Savaşlar, Anlaşmalar ve Ege Üzerindeki Hak İddiaları
Rusya ile yapılan savaş sonucunda Yunanistan’ın bağımsızlığını 24 Nisan 1830’da tanıyan Osmanlı[2], Ege üzerinde yavaş yavaş güç kaybetmeye başlamıştı. Sonrasında masada kaybedilen Trablusgarp Savaşı sonucunda Uşi Antlaşması imzalanmış ve adalar geçici olarak İtalya’ya bırakılmıştı. Her ne kadar geçici olsa da bu adalar Londra Paktı’yla beraber kalıcı olarak İtalya’nın olmuştu.

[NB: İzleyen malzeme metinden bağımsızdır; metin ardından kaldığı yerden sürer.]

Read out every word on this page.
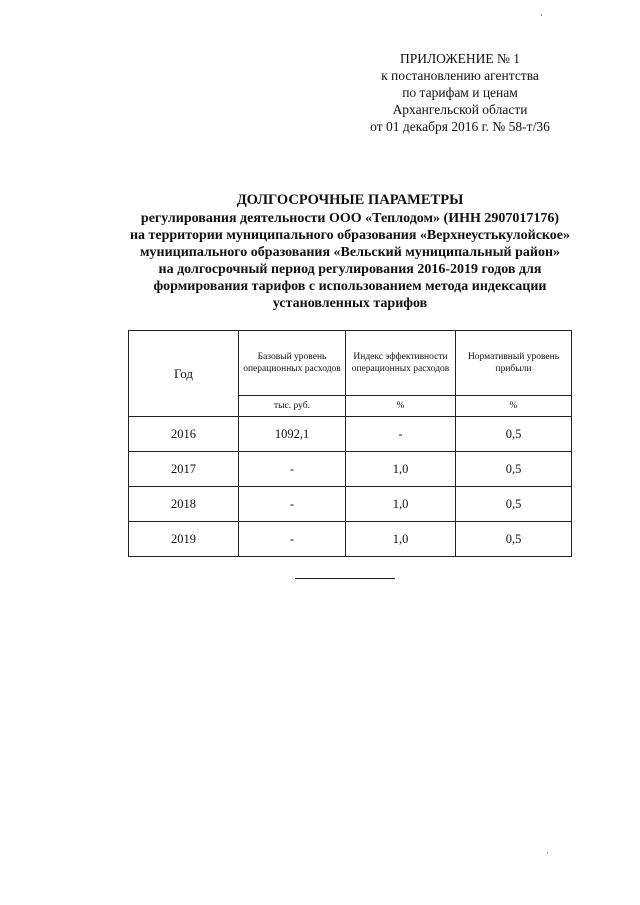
ПРИЛОЖЕНИЕ № 1
к постановлению агентства
по тарифам и ценам
Архангельской области
от 01 декабря 2016 г. № 58-т/36
ДОЛГОСРОЧНЫЕ ПАРАМЕТРЫ
регулирования деятельности ООО «Теплодом» (ИНН 2907017176)
на территории муниципального образования «Верхнеустькулойское»
муниципального образования «Вельский муниципальный район»
на долгосрочный период регулирования 2016-2019 годов для
формирования тарифов с использованием метода индексации
установленных тарифов
Год	Базовый уровень операционных расходов	Индекс эффективности операционных расходов	Нормативный уровень прибыли
	тыс. руб.	%	%
2016	1092,1	-	0,5
2017	-	1,0	0,5
2018	-	1,0	0,5
2019	-	1,0	0,5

Diğer adalar da maalesef Balkan Savaşları sonucunda Yunanistan tarafından ele geçirilmişti. Sonrasında Atatürk önderliğinde yapılan Kurtuluş Savaşı sonucunda Türk topraklarına 3 mil uzaklıkta olan adalar Türkiye’nin, diğer adalar Lozan Antlaşması’nın on ikinci maddesi gereğince “gayri askeri statüde” kalma şartıyla Yunanistan’a verilmişti.

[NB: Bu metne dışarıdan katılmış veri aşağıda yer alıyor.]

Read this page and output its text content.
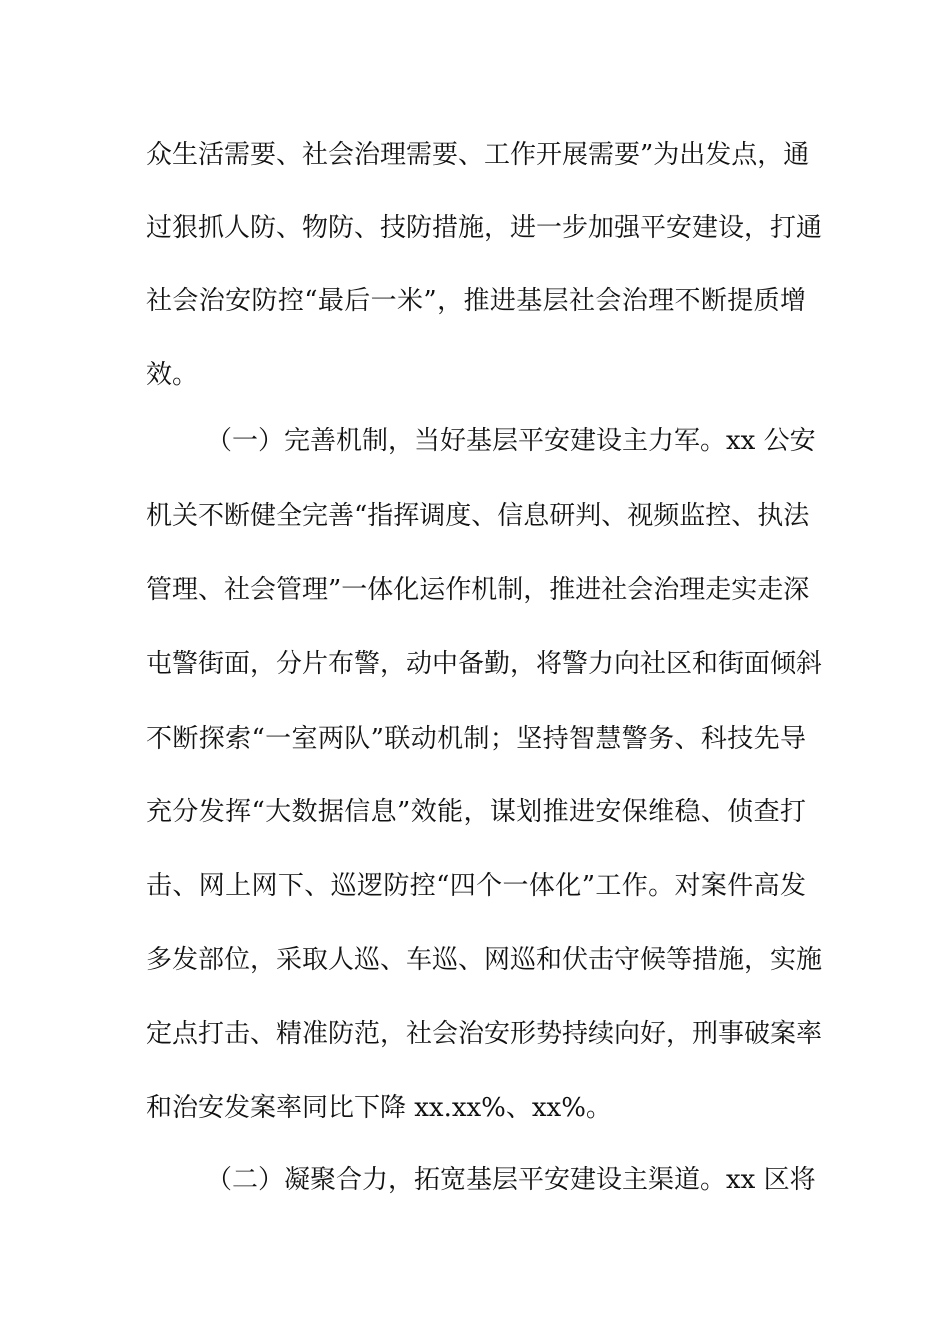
众生活需要、社会治理需要、工作开展需要”为出发点，通
过狠抓人防、物防、技防措施，进一步加强平安建设，打通
社会治安防控“最后一米”，推进基层社会治理不断提质增
效。
（一）完善机制，当好基层平安建设主力军。xx 公安
机关不断健全完善“指挥调度、信息研判、视频监控、执法
管理、社会管理”一体化运作机制，推进社会治理走实走深
屯警街面，分片布警，动中备勤，将警力向社区和街面倾斜
不断探索“一室两队”联动机制；坚持智慧警务、科技先导
充分发挥“大数据信息”效能，谋划推进安保维稳、侦查打
击、网上网下、巡逻防控“四个一体化”工作。对案件高发
多发部位，采取人巡、车巡、网巡和伏击守候等措施，实施
定点打击、精准防范，社会治安形势持续向好，刑事破案率
和治安发案率同比下降 xx.xx%、xx%。
（二）凝聚合力，拓宽基层平安建设主渠道。xx 区将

Yunanistan’ın bu adaları silahlandırması adalar sorunu denilen kavramı ortaya çıkardı. Antlaşmalara ve uluslararası hukuka aykırı olarak silahlanma günümüzde de devam etmektedir. Adalar sorunu kavramı farklı bir başlıkta ele alınabilir.
Şu ana kadar olan kısım adaların hangi savaşlar ve anlaşmalar sonucunda kaybedildiğini göstermektedir. Şimdi ise Türkiye Cumhuriyeti’nin adalar üzerindeki politikalarını inceleyeceğiz.

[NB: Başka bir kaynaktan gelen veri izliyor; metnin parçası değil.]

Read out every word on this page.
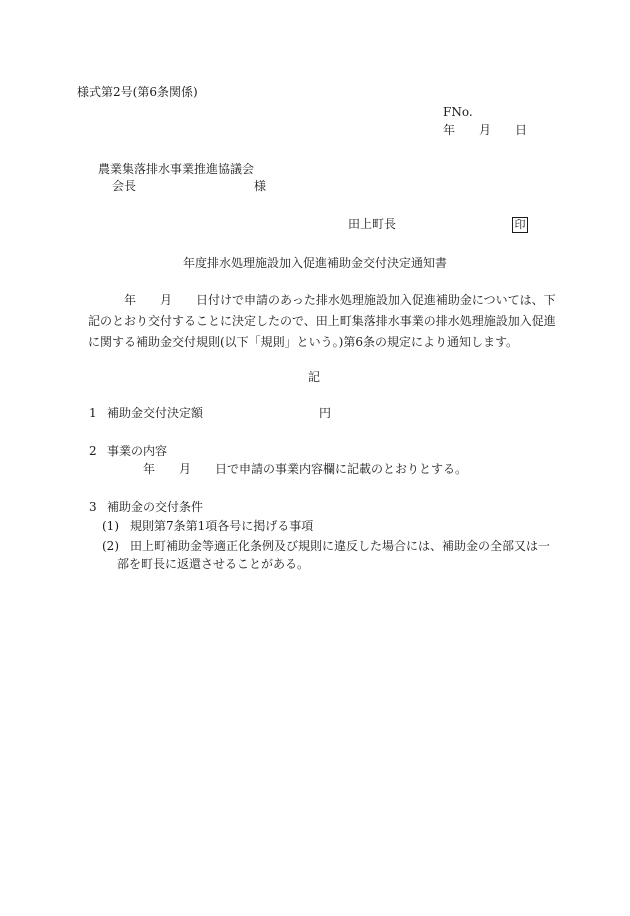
様式第2号(第6条関係)
FNo.
年　　月　　日
農業集落排水事業推進協議会
会長	様
田上町長	印
年度排水処理施設加入促進補助金交付決定通知書
年　　月　　日付けで申請のあった排水処理施設加入促進補助金については、下
記のとおり交付することに決定したので、田上町集落排水事業の排水処理施設加入促進
に関する補助金交付規則(以下「規則」という。)第6条の規定により通知します。
記
1 補助金交付決定額	円
2 事業の内容
年　　月　　日で申請の事業内容欄に記載のとおりとする。
3 補助金の交付条件
(1) 規則第7条第1項各号に掲げる事項
(2) 田上町補助金等適正化条例及び規則に違反した場合には、補助金の全部又は一
部を町長に返還させることがある。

Diplomatik Dengeler ve Türkiye’nin Ege Politikası
Kurtuluş Savaşı’ndan sonra Yunanistan ve Türkiye arasındaki ikili ilişkiler, özellikle dönemin başbakanı Venizelos’un çabalarıyla iyileşme dönemine girdi.[3] Hatta 1934 yılında Atatürk, Venizelos tarafından 1934 yılında Nobel Barış Ödülü’ne aday gösterildi.[4] Atatürk dönemi Türkiye dış politikasında Ege üzerindeki barış iki ülke tarafından da tahsis edildi.
Ciddi bir kesim adaların İnönü zamanında (1938-1950) fırsat varken geri alınmadığını düşünür. Fakat bu durum bir analizden ziyade siyasi bir argüman olarak kullanılmaktadır. Hatta bu argümanlar ileri giderek İsmet Paşa’nın Lozan’da dahi adaları verdiğini öne sürmektedir. Fakat yukarıda da bahsedildiği gibi bu adalar Lozan öncesinde yapılan savaş ve anlaşmalarla kaybedilmiş, anlaşma hükümlerince kabul edilmiştir.
İnönü dönemi dış politikanın amacı mevcut statükoyu korumak ve bir tarafsızlık politikası gütmektir. İkinci Dünya Savaşı’yla beraber statüko tehlikeye girince, Türkiye İnönü önderliğinde başarılı bir aktif tarafsızlık gerçekleştirmiştir.
İkinci Dünya Savaşı öncesinde İtalyanlar On İki Ada’yı silahlandırmaya başladı ve Türkiye bu durumdan bir hayli rahatsızlık duydu. Bu rahatsızlığın farkında olan Almanya ve İngiltere, adalar kozunu Türkiye’yi savaşa çekmek için defalarca kullandı. 1939 yılında Hitler önderliğindeki Almanya, savaş öncesinde iyi niyet sunmak amacıyla askerî açıdan önemi olmayan bazı adaları Türkiye’ye bırakma eğilimi gerçekleştirdi. 1941 yılında Ege’deki adaların Almanya tarafından işgal edilmesiyle bu sefer adalar konusu İngiltere tarafından ele alındı. Yunanistan’ın rızasıyla birlikte bazı adaların Türkiye’ye verilmesi teklifi sunuldu fakat bu durum Almanya’yla karşı karşıya gelme tehlikesi gerekçesiyle reddedildi.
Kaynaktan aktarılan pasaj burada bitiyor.